Зайчиха вспомнила свой сон, луну, меняющую облик, и с тревогой взглянула на череп: пустые глазницы выглядели зловеще, словно в них что-то таилось, что-то, чего они не знали и с чем никогда не встречались, но это что-то внушало страх. Возможно, эта тревога была лишь следствием увиденного сна, но луна-то была не во сне!
«Наверное, это от водки, – попыталась успокоить себя Ушка, – я ведь никогда прежде не пила так много».
Она снова взглянула на череп, перед которым, застыв, как две статуи, стояли Острозубка и Красноклык: в пустых глазницах вспыхнули зелёные огоньки и послышался шипящий голос:
– Уш-ш-ш-ш-ка!
В глазах у зайчихи потемнело, ноги подкосились, и она рухнула на пол.
– Ушка! – крикнула Острозубка, бросившись к зайчихе.
– Да.
Зайчиха открыла глаза и увидела Красноклыка и Острозубку: они сидели на корточках и с тревогой смотрели на неё.
– Что со мной было?
– Ты стояла, стояла, а потом взяла и упала, – быстро ответила мышка, – сейчас тебе хорошо?
– Голова немного кружится, – ответила Ушка.
– Ты упала в обморок, – сказал Красноклык, – такое бывает.
Ушка, приподнявшись, взглянула в чёрные глаза мышки, карие глаза лиса и тихо сказала:
– Нам надо уходить отсюда.
– А вдруг тебе снова станет плохо? – с беспокойством спросила Острозубка.
– Не станет, – ответила зайчиха, – а отсюда надо уходить – это место какое-то мёртвое, оно меня угнетает.
Красноклык загадочно улыбнулся:
– Эта хижина видела много смертей.
– И тебя это веселит?
– Что?
– Почему ты улыбался, когда говорил это?
Красноклык отпрянул в сторону, переглянулся с Острозубкой и сказал:
– Я не улыбался.
– Он не улыбался, – подтвердила мышка.
Ушка посмотрела на их изумлённые лица: нет, они не врут, да и зачем им врать? В этом месте действительно происходит что-то странное, с ней уж точно.
– Да?
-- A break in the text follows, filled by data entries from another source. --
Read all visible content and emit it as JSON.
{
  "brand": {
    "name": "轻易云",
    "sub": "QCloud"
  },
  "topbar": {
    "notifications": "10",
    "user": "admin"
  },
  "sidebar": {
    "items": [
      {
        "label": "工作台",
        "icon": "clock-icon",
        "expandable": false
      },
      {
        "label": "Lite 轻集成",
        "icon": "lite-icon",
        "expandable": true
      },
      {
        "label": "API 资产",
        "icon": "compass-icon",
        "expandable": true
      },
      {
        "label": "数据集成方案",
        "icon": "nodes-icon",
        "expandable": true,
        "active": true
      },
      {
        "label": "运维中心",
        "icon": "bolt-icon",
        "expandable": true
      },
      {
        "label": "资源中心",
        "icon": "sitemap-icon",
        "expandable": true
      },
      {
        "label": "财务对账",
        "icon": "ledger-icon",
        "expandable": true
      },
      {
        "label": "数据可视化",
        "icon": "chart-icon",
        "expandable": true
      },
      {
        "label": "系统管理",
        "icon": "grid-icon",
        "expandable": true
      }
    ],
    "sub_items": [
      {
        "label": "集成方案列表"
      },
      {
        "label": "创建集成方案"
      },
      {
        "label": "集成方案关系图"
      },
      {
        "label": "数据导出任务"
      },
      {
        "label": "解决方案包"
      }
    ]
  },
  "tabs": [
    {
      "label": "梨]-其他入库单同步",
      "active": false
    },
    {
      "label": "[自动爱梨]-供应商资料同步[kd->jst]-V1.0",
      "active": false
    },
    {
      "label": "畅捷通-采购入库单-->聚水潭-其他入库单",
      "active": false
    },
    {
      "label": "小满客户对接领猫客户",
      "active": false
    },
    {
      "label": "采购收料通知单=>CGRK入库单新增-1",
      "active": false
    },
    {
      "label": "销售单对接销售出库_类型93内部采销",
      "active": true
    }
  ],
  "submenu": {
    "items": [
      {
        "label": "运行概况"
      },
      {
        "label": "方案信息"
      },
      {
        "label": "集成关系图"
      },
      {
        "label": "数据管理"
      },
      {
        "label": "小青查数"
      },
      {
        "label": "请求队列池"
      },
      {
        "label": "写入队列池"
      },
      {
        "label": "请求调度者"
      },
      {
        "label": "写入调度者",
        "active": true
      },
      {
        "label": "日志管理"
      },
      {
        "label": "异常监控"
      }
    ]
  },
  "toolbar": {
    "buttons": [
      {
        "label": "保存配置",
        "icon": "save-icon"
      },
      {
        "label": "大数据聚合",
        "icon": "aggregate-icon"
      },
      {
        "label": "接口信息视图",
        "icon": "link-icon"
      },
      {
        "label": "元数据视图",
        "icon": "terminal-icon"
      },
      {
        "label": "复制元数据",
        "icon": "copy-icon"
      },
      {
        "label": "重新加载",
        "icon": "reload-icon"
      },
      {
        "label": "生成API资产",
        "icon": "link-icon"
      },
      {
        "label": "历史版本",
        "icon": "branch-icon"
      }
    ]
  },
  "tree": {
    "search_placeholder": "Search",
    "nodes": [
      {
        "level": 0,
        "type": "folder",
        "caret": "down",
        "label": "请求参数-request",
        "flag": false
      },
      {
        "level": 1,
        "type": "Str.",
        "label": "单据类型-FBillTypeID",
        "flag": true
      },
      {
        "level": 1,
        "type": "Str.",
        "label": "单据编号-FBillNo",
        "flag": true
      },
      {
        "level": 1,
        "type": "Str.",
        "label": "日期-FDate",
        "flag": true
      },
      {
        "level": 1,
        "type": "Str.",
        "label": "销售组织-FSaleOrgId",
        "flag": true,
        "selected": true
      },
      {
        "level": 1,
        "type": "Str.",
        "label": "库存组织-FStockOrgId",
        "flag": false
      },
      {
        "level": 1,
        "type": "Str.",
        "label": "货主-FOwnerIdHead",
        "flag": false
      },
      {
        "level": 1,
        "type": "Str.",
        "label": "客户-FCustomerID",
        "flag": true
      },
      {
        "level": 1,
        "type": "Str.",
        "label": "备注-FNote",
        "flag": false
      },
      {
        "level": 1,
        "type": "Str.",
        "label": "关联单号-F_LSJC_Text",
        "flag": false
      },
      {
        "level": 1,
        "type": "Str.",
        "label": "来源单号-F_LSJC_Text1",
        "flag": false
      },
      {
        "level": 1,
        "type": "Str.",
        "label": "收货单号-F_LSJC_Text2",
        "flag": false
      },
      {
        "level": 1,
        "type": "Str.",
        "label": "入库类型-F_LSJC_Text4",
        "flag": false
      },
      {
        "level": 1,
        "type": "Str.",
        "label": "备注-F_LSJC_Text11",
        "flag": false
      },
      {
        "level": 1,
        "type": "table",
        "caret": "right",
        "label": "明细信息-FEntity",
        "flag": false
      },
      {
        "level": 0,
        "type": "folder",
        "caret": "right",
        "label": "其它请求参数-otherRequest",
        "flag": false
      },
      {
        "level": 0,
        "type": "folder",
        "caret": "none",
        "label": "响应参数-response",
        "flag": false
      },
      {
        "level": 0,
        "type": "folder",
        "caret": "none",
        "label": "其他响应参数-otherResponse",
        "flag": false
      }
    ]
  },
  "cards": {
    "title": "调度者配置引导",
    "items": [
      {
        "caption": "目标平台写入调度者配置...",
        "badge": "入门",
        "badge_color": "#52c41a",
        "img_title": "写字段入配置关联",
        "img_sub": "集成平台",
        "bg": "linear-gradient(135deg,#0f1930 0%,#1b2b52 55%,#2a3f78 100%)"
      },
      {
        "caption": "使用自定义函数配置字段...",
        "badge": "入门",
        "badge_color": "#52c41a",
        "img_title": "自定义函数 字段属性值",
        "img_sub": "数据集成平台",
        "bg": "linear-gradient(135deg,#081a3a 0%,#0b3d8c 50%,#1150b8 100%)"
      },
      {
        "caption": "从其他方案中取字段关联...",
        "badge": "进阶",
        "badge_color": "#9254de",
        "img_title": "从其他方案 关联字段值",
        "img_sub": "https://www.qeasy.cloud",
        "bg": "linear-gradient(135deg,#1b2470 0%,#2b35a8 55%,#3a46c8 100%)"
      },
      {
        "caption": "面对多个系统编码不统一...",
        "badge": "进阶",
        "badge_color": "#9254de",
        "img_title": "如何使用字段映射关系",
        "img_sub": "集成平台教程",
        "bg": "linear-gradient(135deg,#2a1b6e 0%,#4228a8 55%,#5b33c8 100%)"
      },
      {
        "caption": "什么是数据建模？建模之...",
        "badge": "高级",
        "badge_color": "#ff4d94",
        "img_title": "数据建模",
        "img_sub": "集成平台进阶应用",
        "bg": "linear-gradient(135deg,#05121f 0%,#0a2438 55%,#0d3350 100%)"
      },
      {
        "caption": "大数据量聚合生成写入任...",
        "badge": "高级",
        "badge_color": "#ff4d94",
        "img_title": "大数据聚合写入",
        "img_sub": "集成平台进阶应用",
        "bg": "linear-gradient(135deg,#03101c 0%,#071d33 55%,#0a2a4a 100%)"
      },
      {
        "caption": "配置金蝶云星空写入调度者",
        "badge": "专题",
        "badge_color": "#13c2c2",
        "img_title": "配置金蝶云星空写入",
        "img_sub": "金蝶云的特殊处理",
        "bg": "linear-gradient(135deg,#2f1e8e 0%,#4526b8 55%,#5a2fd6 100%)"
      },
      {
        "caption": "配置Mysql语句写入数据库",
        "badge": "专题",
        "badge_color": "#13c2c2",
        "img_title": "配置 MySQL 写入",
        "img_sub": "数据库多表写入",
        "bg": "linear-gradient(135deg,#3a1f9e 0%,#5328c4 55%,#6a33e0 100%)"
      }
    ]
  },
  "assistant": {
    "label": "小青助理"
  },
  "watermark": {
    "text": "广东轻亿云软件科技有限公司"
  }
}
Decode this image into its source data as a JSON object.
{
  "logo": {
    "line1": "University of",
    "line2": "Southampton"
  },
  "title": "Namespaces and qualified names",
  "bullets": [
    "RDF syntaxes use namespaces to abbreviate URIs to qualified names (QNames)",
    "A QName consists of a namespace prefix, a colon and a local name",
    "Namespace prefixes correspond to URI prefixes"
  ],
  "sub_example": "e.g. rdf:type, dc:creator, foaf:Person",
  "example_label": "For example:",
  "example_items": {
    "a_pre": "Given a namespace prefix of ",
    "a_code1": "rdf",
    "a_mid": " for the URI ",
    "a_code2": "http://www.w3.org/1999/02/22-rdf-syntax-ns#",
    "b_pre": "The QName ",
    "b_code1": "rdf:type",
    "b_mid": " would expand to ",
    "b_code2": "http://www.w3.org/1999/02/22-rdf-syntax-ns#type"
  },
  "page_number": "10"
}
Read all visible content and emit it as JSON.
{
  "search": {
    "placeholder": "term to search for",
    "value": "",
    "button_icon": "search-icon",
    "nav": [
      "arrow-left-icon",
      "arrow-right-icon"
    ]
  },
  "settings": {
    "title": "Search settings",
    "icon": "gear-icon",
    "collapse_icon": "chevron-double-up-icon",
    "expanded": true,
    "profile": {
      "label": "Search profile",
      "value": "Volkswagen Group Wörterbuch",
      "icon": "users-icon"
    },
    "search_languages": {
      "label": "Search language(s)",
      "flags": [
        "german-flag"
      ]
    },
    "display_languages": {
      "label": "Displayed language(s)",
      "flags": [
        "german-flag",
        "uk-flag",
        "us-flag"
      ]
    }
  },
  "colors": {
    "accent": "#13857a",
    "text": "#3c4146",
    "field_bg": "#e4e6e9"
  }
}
Значит, мне показалось, – сказала зайчиха после недолгого молчания, – но нам всё равно нужно уходить – здесь слишком сильно пахнет смертью.
Красноклык принюхался.
– Не, не смертью – здесь пахнет тухляком, ссаниной, гнилью, плесенью, дымом и чем-то ещё.
– Ты что, знаешь, как пахнет смерть? – спросила Ушка.
– Нет.
– Вот что-то ещё и есть запах смерти. Пошли отсюда.
Лис снял со стены череп и, развязав пояс, продел его через глазницы.
– Возьму с собой, – весело сказал он.
Теперь череп болтался у лиса на поясе, что делало его немного похожим на шамана из древних времён.
– Ты бы его лучше на голову нацепил, – сказала Ушка, надевая рюкзак, – и шкуру на плечи. Я, кстати, знаю, где есть много шкур. Показать?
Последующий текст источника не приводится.